Publications

Certain Evidence In Age Discrimination Cases Found Improper by Court of Appeals

August 15, 2000

Recently, the Fifth Circuit Court of Appeals reversed a Baton Rouge jury’s award of over $260,000 to two executives who sued their former employer claiming they were terminated because of their age. The case, Wyvill v. United Companies Financial Corp., represents the kind of pro-employer decision that has been traditionally rendered by the Fifth Circuit (which hears appeals from federal courts in Texas, Louisiana and Mississippi) in age discrimination cases.

Plaintiff Gerald Waldrop’s problems at work began with his abusive behavior towards his staff. According to the Company, he cursed at employees and threatened to beat up one subordinate. Plaintiff Ridgley Wyvill’s problems at work started, according to the Company, when he placed “disruptive” telephone calls to other employees about Waldrop’s termination.
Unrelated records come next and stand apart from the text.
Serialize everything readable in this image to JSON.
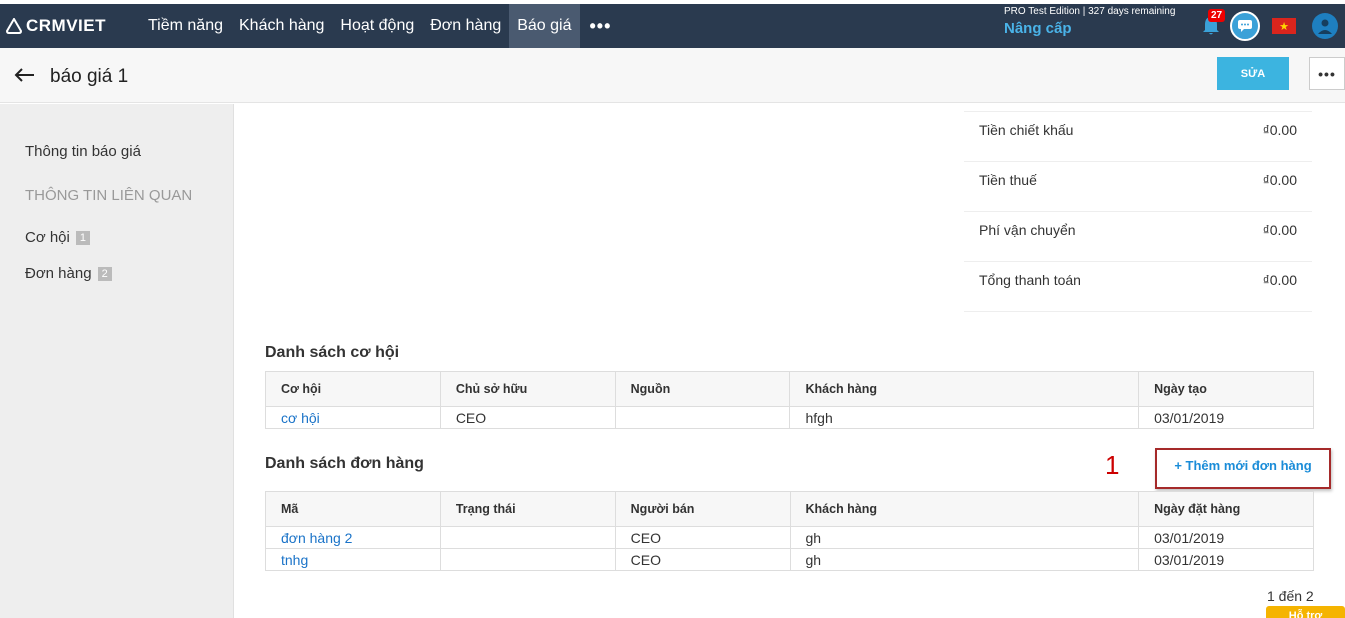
{
  "brand": {
    "name": "CRMVIET"
  },
  "nav": {
    "items": [
      "Tiềm năng",
      "Khách hàng",
      "Hoạt động",
      "Đơn hàng",
      "Báo giá"
    ],
    "active_index": 4,
    "more_label": "•••"
  },
  "edition": {
    "note": "PRO Test Edition | 327 days remaining",
    "upgrade_label": "Nâng cấp"
  },
  "notifications": {
    "count": "27"
  },
  "title_bar": {
    "title": "báo giá 1",
    "edit_label": "SỬA",
    "more_label": "•••"
  },
  "sidebar": {
    "info_link": "Thông tin báo giá",
    "related_heading": "THÔNG TIN LIÊN QUAN",
    "items": [
      {
        "label": "Cơ hội",
        "count": "1"
      },
      {
        "label": "Đơn hàng",
        "count": "2"
      }
    ]
  },
  "summary": [
    {
      "label": "Tiền chiết khấu",
      "value": "₫0.00"
    },
    {
      "label": "Tiền thuế",
      "value": "₫0.00"
    },
    {
      "label": "Phí vận chuyển",
      "value": "₫0.00"
    },
    {
      "label": "Tổng thanh toán",
      "value": "₫0.00"
    }
  ],
  "opportunities": {
    "title": "Danh sách cơ hội",
    "columns": [
      "Cơ hội",
      "Chủ sở hữu",
      "Nguồn",
      "Khách hàng",
      "Ngày tạo"
    ],
    "rows": [
      [
        "cơ hội",
        "CEO",
        "",
        "hfgh",
        "03/01/2019"
      ]
    ]
  },
  "orders": {
    "title": "Danh sách đơn hàng",
    "add_label": "+ Thêm mới đơn hàng",
    "annotation_number": "1",
    "columns": [
      "Mã",
      "Trạng thái",
      "Người bán",
      "Khách hàng",
      "Ngày đặt hàng"
    ],
    "rows": [
      [
        "đơn hàng 2",
        "",
        "CEO",
        "gh",
        "03/01/2019"
      ],
      [
        "tnhg",
        "",
        "CEO",
        "gh",
        "03/01/2019"
      ]
    ],
    "pager": "1 đến 2"
  },
  "support": {
    "label": "Hỗ trợ"
  },
  "colors": {
    "topbar": "#2a3a4f",
    "accent": "#3cb4e0",
    "link": "#1a73c8",
    "highlight_border": "#a52a2a"
  }
}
The significance of the Wyvill decision is that it outlines certain types of evidence that should not be admitted against employers in age discrimination cases. The court of appeals held that the trial court should not have allowed witnesses other than Waldrop and Wyvill to testify as to their belief that they were also victims of age discrimination because those witnesses worked for different supervisors, worked in different divisions of the Company, or were terminated long before or after the Plaintiffs were terminated.
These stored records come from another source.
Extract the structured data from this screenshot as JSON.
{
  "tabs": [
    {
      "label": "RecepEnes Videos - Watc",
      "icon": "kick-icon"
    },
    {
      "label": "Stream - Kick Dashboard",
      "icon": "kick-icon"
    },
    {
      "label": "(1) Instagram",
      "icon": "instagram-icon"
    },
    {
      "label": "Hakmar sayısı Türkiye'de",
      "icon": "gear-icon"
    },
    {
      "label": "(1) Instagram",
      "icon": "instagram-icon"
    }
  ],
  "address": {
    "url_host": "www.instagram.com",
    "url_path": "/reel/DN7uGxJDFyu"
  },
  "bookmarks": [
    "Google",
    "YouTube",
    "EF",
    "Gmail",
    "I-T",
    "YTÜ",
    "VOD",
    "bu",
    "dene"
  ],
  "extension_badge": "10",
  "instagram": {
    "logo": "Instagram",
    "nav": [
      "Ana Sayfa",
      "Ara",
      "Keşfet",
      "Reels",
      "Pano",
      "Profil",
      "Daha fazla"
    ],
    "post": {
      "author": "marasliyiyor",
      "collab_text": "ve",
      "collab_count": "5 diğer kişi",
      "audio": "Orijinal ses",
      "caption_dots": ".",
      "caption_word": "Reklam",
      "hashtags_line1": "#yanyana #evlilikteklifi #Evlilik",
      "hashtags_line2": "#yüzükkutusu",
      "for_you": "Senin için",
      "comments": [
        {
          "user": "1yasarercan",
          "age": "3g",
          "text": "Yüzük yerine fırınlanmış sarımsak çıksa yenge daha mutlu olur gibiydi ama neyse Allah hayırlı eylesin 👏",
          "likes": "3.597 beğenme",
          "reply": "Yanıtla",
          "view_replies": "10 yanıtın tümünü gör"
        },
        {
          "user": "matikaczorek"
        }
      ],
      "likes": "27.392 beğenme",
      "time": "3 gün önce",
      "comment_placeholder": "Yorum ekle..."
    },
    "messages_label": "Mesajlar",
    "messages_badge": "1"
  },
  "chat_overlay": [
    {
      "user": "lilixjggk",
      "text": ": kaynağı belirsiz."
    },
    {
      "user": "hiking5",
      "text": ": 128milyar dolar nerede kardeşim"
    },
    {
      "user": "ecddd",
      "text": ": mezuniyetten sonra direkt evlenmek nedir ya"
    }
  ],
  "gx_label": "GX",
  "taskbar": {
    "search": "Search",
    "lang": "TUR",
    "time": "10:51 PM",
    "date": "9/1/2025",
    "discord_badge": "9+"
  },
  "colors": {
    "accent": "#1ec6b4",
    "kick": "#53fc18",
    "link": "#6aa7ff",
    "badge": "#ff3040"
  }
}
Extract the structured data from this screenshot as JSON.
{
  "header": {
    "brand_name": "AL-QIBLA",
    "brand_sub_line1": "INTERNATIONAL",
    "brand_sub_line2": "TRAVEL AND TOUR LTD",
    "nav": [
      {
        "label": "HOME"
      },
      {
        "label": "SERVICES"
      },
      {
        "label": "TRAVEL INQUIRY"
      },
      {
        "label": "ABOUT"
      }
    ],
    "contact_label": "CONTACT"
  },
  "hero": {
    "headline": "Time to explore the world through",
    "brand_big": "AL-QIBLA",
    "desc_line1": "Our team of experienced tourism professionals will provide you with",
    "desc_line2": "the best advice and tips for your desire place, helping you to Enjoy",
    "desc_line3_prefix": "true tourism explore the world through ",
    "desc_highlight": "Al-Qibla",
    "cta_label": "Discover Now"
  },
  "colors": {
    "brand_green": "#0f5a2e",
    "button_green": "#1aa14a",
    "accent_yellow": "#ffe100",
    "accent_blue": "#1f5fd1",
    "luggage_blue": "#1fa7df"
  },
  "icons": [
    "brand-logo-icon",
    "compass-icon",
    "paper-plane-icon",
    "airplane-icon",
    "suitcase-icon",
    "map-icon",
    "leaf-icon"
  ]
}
The court also held that comments attributed to the Company’s CEO were not direct evidence of discrimination, but merely “stray remarks.” The Plaintiffs claimed that the CEO stated:

  • “the world had passed some of the older employees by”
  • “that the older employees were just too old to get the job done and that we should either find another position for them or terminate them”
  • “he wanted the company to be mean and lean, and he wanted to go to a young, aggressive group of people”
  • “he wished the older men in corporate headquarters would go away so that he could get some new blood in the company”
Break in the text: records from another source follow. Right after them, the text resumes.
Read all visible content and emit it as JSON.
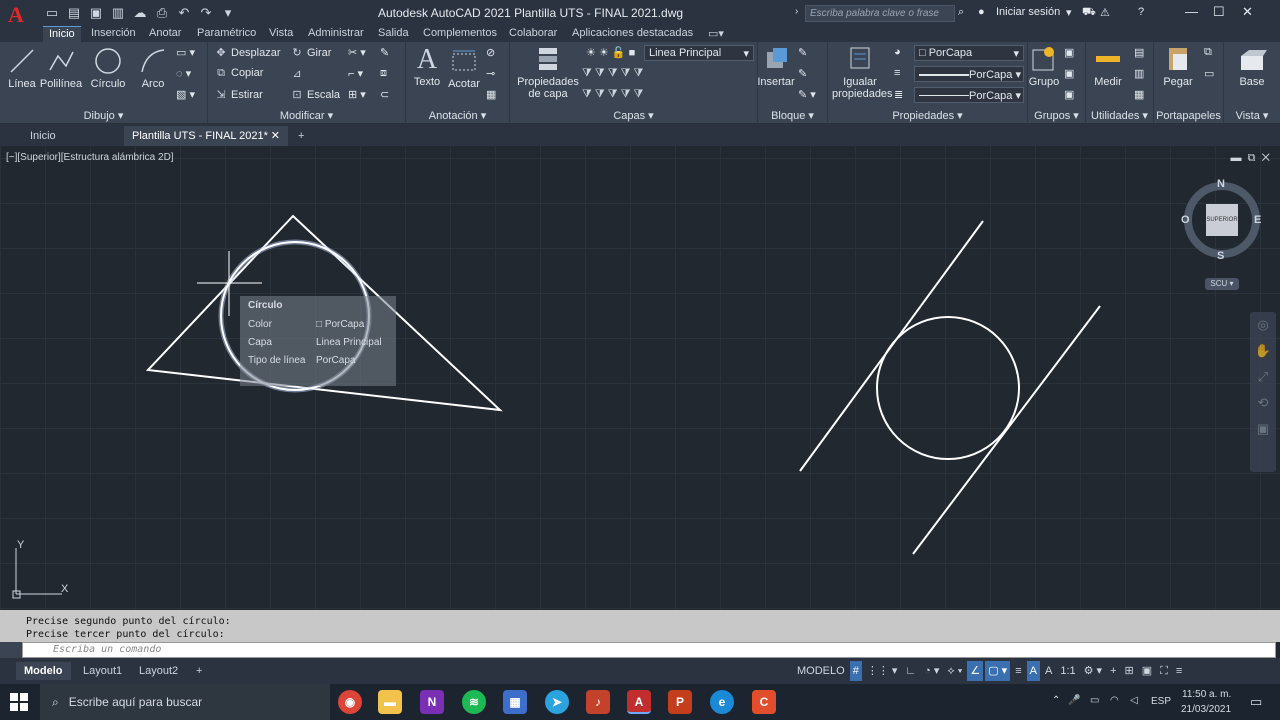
{
  "window": {
    "title": "Autodesk AutoCAD 2021    Plantilla UTS - FINAL 2021.dwg",
    "search_placeholder": "Escriba palabra clave o frase",
    "sign_in": "Iniciar sesión"
  },
  "ribbon_tabs": [
    "Inicio",
    "Inserción",
    "Anotar",
    "Paramétrico",
    "Vista",
    "Administrar",
    "Salida",
    "Complementos",
    "Colaborar",
    "Aplicaciones destacadas"
  ],
  "panels": {
    "dibujo": {
      "title": "Dibujo ▾",
      "linea": "Línea",
      "polilinea": "Polilínea",
      "circulo": "Círculo",
      "arco": "Arco"
    },
    "modificar": {
      "title": "Modificar ▾",
      "desplazar": "Desplazar",
      "girar": "Girar",
      "copiar": "Copiar",
      "estirar": "Estirar",
      "escala": "Escala"
    },
    "anotacion": {
      "title": "Anotación ▾",
      "texto": "Texto",
      "acotar": "Acotar"
    },
    "capas": {
      "title": "Capas ▾",
      "propiedades_capa": "Propiedades de capa",
      "layer_combo": "Linea Principal"
    },
    "bloque": {
      "title": "Bloque ▾",
      "insertar": "Insertar"
    },
    "propiedades": {
      "title": "Propiedades ▾",
      "igualar": "Igualar propiedades",
      "color": "PorCapa",
      "linetype": "PorCapa",
      "lineweight": "PorCapa"
    },
    "grupos": {
      "title": "Grupos ▾",
      "grupo": "Grupo"
    },
    "utilidades": {
      "title": "Utilidades ▾",
      "medir": "Medir"
    },
    "portapapeles": {
      "title": "Portapapeles",
      "pegar": "Pegar"
    },
    "vista": {
      "title": "Vista ▾",
      "base": "Base"
    }
  },
  "file_tabs": {
    "home": "Inicio",
    "active": "Plantilla UTS - FINAL 2021*"
  },
  "viewport": {
    "label": "[−][Superior][Estructura alámbrica 2D]"
  },
  "tooltip": {
    "title": "Círculo",
    "rows": [
      {
        "k": "Color",
        "v": "□ PorCapa"
      },
      {
        "k": "Capa",
        "v": "Linea Principal"
      },
      {
        "k": "Tipo de línea",
        "v": "PorCapa"
      }
    ]
  },
  "viewcube": {
    "n": "N",
    "s": "S",
    "e": "E",
    "o": "O",
    "face": "SUPERIOR",
    "ucs": "SCU ▾"
  },
  "ucs_icon": {
    "x": "X",
    "y": "Y"
  },
  "command": {
    "history": [
      "Precise segundo punto del círculo:",
      "Precise tercer punto del círculo:"
    ],
    "placeholder": "Escriba un comando"
  },
  "layout_tabs": [
    "Modelo",
    "Layout1",
    "Layout2"
  ],
  "status": {
    "model": "MODELO",
    "scale": "1:1"
  },
  "taskbar": {
    "search": "Escribe aquí para buscar",
    "time": "11:50 a. m.",
    "date": "21/03/2021",
    "lang": "ESP"
  },
  "colors": {
    "accent": "#3a6fb0",
    "autocad_red": "#e4282a",
    "canvas": "#212830"
  }
}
The court ruled that these comments did not allow the jury to conclude that age was the reason for the terminations because none of the comments were made in connection with Waldrop or Wyvill’s terminations. The court of appeals also rejected the Plaintiff’s claims that the Company “built files” on older employees to document performance problems and cover up age-motivated terminations. The court of appeals was not persuaded by the argument, stating, “the act of maintaining disciplinary files on employees, without more, is not illegal under the ADEA.” Note, however, that there was no evidence presented at trial that the Company documented files any differently with regard to older employees than younger employees.

Despite all of the pro-employer rulings made by the court of appeals in Wyvill, it should be given a yellow “caution” flag in light of the United States Supreme Court’s recent reversal of another Fifth Circuit Case, Reeves v. Sanderson Plumbing, Inc.

Reeves was decided less than two weeks after Wyvill. While some of the rulings discussed above might not have changed, it is very possible that a different result would have been reached in Wyvill had the Fifth Circuit had the benefit of the Reeves decision when it wrote its opinion.